Ensuite, Dick n'a pas rencontré d'emblée d'éditeur qui l'encadre, à supposer qu'il l'ait accepté. Deux éditeurs l'ont beaucoup et durablement aidé à ses débuts. Anthony Boucher, le plus exigeant littérairement, dirigeait Galaxy mais il avait l'habitude de retoucher les textes qu'il publiait, ce qui déplaisait à Dick. Le second, Donald A. Wollheim que j'ai bien connu, était une personnalité de la Science-Fiction américaine. Lecteur et fan de la première heure, organisateur d'une convention à Philadelphie en 1936 qui réunit quelque neuf membres et qui serait la première du genre, puis participant à la première Convention mondiale de Science-Fiction de 1939(40) qui en aurait réuni deux cents, auteur plutôt médiocre, homme chaleureux et à sa manière généreux, il reconnut très tôt le talent de Dick et publia ses vingt premiers romans en sa qualité de directeur littéraire d'Ace Books puis de DAW Books. Sutin commet parfois des omissions surprenantes : ainsi il indique que, durant les années 1950, seuls les éditeurs de poche Ace et Ballantine publièrent des romans de Science-Fiction.(41) Sans entrer dans le détail, au moins quatre autres éditeurs également de poche, Dell, Signet, Bantam et Pyramid proposèrent à cette époque des romans signés d'A.E. van Vogt et de Theodore Sturgeon par exemple. Ils n'éditèrent pas Dick, mais peut-être seulement parce que Wollheim s'était réservé sa production et qu'il “râla” quand Dick réserva ses meilleures nouvelles à un recueil qui devait paraître plus tard chez Ballantine.(42) Ace Books publiait une collection de poche populaire sans prétention intellectuelle(43) qui s'établissait dans la tradition des pulps, en particulier par ses illustrations de couverture. Une de leurs spécialités fut les Ace Double Novel Books qui réunissaient tête-bêche deux romans, généralement d'auteurs différents. Le premier recueil de nouvelles de Dick, que j'ai sous les yeux, échappa à ce sort. Pendant au moins dix années, Dick vécut de ces publications et, semble-t-il, le déplora et en eut même honte. Mais si Wollheim sut l'encourager, le soutenir financièrement (avec sobriété) et certainement le conseiller,(44) il n'était ni Gaston Gallimard ni Jérôme Lindon et il n'a sans doute pas poussé Dick dans la voie de la sophistication. Dick lui échappa dès que son agent put lui ouvrir les portes de Putnam et de Doubleday, autrement réputés.
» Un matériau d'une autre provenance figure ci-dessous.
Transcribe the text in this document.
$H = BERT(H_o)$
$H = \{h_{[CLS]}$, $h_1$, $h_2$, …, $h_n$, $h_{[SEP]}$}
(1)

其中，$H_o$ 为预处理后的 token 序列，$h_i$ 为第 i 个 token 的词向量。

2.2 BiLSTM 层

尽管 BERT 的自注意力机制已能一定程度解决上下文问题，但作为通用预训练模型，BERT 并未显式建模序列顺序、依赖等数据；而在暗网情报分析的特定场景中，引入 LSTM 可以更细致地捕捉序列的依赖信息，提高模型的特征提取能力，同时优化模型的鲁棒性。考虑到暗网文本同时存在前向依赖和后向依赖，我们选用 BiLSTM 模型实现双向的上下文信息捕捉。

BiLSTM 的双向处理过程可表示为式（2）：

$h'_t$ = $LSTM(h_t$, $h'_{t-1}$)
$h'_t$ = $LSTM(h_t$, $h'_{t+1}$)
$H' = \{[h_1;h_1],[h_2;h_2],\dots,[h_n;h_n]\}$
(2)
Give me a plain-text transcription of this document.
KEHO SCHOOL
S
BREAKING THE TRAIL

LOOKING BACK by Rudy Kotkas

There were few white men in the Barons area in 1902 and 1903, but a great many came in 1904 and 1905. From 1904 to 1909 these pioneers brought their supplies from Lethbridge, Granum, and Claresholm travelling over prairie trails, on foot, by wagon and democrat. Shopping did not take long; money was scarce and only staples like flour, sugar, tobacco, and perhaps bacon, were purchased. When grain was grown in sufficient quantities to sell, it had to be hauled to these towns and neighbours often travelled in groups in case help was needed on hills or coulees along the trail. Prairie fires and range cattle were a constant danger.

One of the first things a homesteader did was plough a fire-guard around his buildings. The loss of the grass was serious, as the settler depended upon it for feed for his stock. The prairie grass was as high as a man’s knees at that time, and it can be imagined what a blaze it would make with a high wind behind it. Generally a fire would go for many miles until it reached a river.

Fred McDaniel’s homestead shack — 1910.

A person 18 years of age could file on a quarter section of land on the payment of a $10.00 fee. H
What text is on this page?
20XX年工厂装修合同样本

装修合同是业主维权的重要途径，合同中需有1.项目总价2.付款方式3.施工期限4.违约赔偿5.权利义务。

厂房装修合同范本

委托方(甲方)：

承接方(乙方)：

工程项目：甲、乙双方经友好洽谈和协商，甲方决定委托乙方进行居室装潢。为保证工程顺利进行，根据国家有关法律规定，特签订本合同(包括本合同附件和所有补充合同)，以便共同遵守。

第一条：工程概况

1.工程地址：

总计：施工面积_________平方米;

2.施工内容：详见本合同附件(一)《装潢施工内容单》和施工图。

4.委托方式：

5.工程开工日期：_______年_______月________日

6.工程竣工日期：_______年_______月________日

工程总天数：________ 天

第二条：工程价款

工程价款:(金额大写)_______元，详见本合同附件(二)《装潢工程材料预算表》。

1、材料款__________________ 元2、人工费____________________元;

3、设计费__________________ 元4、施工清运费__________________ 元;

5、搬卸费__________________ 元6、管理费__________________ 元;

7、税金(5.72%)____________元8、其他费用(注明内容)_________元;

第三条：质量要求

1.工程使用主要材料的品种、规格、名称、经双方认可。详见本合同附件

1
Cette digression sur le principal éditeur de Dick à ses débuts, sans lequel il n'aurait certainement pas pu persévérer, souligne un problème économique récurrent. Même s'il a vécu confortablement dès le milieu des années 1960, il n'a vraiment gagné sa vie (et la liberté d'écrire ce qui lui aurait plu)(45) qu'après sa mort certes survenue tôt.(46) Si un circuit financier trans-temporel avait pu financer le jeune Dick, il aurait peut-être écrit autre chose et mieux. Un éditeur qui pressent un talent devrait pouvoir investir à long terme. Le temps court de l'édition populaire de poche ne le permettait pas à un homme comme Wollheim, si bien disposé qu'il fût. Et la durée de plus en plus brève des contrats l'interdit et favorise la publication de best-sellers à la rentabilité rapide et rarement pérenne.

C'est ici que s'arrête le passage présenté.